Langkah Lanjut: Infrastruktur, Integrasi Program, dan Tuntutan Akuntabilitas
Janji terbesar TK Negeri Rakyat ada pada rencana jangka panjangnya. Pemerintah kota menyebut bahwa ke depan program ini diharapkan terhubung dengan Program Sekolah Rakyat yang dijalankan pemerintah pusat di jenjang berikutnya. Ini ambisius: bila berhasil, anak dari keluarga prasejahtera bisa menikmati lintasan pendidikan yang konsisten gratis dari pra-TK hingga jenjang lebih tinggi. Dr. Elvira juga mengungkap rencana pembangunan gedung khusus TK Negeri Rakyat melalui revitalisasi bangunan Sanggar Kegiatan Belajar (SKB) di Kecamatan Tamansari agar dapat dimanfaatkan kembali sebagai sekolah TK Negeri Rakyat.
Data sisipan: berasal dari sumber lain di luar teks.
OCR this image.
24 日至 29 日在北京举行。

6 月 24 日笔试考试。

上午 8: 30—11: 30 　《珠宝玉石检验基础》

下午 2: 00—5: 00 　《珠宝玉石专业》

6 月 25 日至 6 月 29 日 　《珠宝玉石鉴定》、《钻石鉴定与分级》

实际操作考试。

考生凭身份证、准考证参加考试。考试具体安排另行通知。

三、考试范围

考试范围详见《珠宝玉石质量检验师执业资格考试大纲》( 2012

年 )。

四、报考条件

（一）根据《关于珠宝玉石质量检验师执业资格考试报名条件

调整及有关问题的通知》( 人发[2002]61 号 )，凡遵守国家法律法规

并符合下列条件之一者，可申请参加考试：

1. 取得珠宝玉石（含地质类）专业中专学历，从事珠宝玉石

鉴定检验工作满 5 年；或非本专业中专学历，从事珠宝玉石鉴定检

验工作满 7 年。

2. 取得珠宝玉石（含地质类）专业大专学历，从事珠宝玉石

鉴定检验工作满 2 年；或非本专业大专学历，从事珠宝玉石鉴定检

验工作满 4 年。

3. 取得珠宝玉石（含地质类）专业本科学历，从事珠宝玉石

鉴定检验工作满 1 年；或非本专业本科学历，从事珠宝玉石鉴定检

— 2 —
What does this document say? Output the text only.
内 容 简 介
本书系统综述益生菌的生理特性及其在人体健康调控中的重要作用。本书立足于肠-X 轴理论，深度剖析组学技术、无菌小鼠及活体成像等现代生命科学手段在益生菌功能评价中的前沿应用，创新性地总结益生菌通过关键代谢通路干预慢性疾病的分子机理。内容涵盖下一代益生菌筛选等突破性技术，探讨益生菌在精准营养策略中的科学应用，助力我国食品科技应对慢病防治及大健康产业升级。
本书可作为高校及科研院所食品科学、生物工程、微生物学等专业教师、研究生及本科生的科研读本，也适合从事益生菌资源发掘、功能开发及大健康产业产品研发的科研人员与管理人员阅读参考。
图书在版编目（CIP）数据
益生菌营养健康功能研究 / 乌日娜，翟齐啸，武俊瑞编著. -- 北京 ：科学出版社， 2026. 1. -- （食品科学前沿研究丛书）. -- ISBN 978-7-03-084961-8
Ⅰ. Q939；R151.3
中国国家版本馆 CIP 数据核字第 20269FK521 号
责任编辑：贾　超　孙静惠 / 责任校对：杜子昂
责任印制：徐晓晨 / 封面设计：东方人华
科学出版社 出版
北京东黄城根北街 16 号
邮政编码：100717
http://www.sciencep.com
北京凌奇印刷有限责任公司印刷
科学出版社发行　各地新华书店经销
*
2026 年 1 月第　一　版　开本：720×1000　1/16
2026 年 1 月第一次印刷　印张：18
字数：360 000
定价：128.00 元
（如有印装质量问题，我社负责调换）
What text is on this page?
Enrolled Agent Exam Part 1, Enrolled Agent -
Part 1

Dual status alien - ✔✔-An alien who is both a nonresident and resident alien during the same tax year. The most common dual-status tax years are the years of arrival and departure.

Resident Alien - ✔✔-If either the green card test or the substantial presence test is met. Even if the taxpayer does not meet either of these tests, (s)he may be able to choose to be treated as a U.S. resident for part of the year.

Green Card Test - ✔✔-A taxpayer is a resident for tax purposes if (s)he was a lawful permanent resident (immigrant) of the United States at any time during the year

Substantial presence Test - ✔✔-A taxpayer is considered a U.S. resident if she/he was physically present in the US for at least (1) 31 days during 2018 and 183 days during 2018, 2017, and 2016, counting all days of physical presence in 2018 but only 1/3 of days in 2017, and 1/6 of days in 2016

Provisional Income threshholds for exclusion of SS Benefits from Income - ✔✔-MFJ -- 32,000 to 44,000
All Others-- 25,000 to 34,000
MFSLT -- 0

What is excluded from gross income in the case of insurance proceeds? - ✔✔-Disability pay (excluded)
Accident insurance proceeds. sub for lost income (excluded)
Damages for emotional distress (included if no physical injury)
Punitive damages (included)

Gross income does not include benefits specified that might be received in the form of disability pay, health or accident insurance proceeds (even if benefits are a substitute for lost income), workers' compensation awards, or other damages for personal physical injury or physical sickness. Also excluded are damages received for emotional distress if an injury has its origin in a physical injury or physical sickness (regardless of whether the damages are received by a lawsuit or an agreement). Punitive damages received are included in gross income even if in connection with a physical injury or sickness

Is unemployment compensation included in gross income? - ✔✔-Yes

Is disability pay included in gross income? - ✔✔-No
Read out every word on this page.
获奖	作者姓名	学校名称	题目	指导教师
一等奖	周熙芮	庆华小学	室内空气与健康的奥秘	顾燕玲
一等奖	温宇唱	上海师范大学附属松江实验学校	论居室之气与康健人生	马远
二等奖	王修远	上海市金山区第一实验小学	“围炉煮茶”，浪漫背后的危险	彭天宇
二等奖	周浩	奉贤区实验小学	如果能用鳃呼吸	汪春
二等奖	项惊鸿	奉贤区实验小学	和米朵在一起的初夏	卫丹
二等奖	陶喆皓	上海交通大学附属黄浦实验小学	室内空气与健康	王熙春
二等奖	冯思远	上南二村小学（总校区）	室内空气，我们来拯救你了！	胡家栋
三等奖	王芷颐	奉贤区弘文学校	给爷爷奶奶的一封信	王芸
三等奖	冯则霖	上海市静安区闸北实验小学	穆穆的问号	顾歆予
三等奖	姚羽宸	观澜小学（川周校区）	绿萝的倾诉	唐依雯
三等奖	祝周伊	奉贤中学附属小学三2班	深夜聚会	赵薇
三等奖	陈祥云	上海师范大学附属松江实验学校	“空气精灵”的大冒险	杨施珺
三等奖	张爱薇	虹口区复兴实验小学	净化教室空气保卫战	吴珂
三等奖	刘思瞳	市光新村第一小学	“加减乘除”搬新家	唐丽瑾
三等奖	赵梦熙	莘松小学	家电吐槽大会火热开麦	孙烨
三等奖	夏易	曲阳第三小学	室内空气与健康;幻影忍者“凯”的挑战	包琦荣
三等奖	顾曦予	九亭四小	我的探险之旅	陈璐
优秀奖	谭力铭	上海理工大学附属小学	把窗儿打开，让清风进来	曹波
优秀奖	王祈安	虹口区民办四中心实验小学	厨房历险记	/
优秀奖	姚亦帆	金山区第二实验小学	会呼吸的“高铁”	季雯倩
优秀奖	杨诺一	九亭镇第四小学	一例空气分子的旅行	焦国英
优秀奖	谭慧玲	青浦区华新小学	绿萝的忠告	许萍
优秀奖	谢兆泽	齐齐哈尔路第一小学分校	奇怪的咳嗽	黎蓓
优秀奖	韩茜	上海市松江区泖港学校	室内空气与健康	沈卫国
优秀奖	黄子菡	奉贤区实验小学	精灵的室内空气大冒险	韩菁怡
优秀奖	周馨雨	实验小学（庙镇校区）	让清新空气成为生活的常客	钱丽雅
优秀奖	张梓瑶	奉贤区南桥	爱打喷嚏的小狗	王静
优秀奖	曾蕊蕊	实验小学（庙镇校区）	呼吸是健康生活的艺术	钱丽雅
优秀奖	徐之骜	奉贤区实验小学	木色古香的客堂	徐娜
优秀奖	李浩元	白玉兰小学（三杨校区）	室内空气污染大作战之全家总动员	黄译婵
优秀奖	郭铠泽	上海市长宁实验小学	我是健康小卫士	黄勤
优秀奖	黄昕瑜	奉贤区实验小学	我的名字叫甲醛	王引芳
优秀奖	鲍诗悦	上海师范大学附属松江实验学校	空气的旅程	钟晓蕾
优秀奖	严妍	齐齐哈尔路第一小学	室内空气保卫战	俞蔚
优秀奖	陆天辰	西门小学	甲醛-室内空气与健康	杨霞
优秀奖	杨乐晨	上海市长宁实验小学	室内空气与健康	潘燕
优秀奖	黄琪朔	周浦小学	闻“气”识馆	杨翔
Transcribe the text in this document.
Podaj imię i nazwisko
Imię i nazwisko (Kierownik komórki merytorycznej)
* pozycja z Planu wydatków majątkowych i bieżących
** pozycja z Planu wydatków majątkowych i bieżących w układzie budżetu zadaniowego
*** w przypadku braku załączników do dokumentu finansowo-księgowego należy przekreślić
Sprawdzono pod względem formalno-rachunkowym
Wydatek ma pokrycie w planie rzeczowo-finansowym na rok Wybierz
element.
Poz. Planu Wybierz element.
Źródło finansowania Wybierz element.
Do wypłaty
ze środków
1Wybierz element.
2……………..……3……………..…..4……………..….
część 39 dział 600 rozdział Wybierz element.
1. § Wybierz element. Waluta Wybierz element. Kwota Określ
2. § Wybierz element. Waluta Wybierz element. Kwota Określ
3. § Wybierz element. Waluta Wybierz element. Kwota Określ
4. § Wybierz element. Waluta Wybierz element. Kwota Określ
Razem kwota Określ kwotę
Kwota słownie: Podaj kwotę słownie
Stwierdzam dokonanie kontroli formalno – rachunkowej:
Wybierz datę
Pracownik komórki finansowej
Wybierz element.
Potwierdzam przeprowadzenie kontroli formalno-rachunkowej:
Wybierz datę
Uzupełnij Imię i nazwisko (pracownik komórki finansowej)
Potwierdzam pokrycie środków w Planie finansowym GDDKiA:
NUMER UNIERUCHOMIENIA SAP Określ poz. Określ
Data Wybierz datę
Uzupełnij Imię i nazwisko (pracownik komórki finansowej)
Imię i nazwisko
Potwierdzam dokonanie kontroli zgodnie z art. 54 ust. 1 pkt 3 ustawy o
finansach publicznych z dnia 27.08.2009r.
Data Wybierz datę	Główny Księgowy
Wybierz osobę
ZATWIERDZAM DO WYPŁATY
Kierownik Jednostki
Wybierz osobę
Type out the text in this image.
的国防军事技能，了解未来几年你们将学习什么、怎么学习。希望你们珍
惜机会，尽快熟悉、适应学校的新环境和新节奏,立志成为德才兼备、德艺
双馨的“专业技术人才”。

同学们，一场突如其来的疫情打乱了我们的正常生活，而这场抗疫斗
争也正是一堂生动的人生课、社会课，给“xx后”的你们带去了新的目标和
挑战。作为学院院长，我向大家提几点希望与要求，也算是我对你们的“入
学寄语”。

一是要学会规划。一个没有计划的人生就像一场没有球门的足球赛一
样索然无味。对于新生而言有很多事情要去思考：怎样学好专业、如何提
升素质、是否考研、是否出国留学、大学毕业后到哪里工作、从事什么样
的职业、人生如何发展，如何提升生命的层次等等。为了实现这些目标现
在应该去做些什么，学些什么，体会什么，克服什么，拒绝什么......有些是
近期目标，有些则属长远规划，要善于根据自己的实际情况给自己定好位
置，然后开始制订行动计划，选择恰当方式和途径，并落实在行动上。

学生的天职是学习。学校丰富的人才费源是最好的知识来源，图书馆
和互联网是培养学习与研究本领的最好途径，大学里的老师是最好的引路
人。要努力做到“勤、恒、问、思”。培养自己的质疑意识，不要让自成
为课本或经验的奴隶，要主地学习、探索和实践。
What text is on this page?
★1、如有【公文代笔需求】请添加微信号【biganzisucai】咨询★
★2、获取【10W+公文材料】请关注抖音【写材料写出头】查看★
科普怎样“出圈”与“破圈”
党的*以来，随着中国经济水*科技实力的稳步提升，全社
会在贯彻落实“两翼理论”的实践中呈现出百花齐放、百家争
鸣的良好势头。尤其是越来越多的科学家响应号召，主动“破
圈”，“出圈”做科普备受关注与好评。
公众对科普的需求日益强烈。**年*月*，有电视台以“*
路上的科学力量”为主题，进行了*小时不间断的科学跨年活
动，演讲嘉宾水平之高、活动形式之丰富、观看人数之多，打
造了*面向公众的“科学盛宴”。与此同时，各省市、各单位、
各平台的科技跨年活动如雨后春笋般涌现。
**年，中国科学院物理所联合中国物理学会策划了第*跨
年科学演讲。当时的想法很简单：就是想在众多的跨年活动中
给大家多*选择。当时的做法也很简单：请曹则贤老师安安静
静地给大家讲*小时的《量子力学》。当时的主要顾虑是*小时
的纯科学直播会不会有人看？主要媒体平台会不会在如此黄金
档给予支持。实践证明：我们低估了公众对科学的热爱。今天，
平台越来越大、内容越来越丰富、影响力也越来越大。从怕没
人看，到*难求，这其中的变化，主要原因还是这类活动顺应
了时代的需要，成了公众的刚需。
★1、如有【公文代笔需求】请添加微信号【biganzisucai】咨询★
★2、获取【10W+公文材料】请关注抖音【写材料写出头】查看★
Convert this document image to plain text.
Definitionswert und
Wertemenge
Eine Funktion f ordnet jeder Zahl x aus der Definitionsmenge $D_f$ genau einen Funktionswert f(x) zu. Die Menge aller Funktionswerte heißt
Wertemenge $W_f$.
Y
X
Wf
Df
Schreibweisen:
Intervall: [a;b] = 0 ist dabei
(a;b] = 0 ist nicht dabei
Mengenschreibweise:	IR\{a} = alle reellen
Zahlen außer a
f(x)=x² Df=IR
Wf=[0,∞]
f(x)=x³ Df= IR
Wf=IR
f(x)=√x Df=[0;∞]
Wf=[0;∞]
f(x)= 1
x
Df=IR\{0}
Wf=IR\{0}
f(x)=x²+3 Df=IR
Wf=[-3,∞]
Di atas kertas, ini tampak ideal, namun publik berhak menuntut akuntabilitas: apakah gedung baru akan benar-benar ramah anak, apakah guru mendapat pelatihan memadai, dan apakah monitoring tetap dilakukan setelah seremoni peresmian selesai? Program seperti ini hanya layak disebut keberhasilan ketika anak prasejahtera merasakan perubahan nyata setiap hari, bukan sekadar masuk daftar penerima manfaat.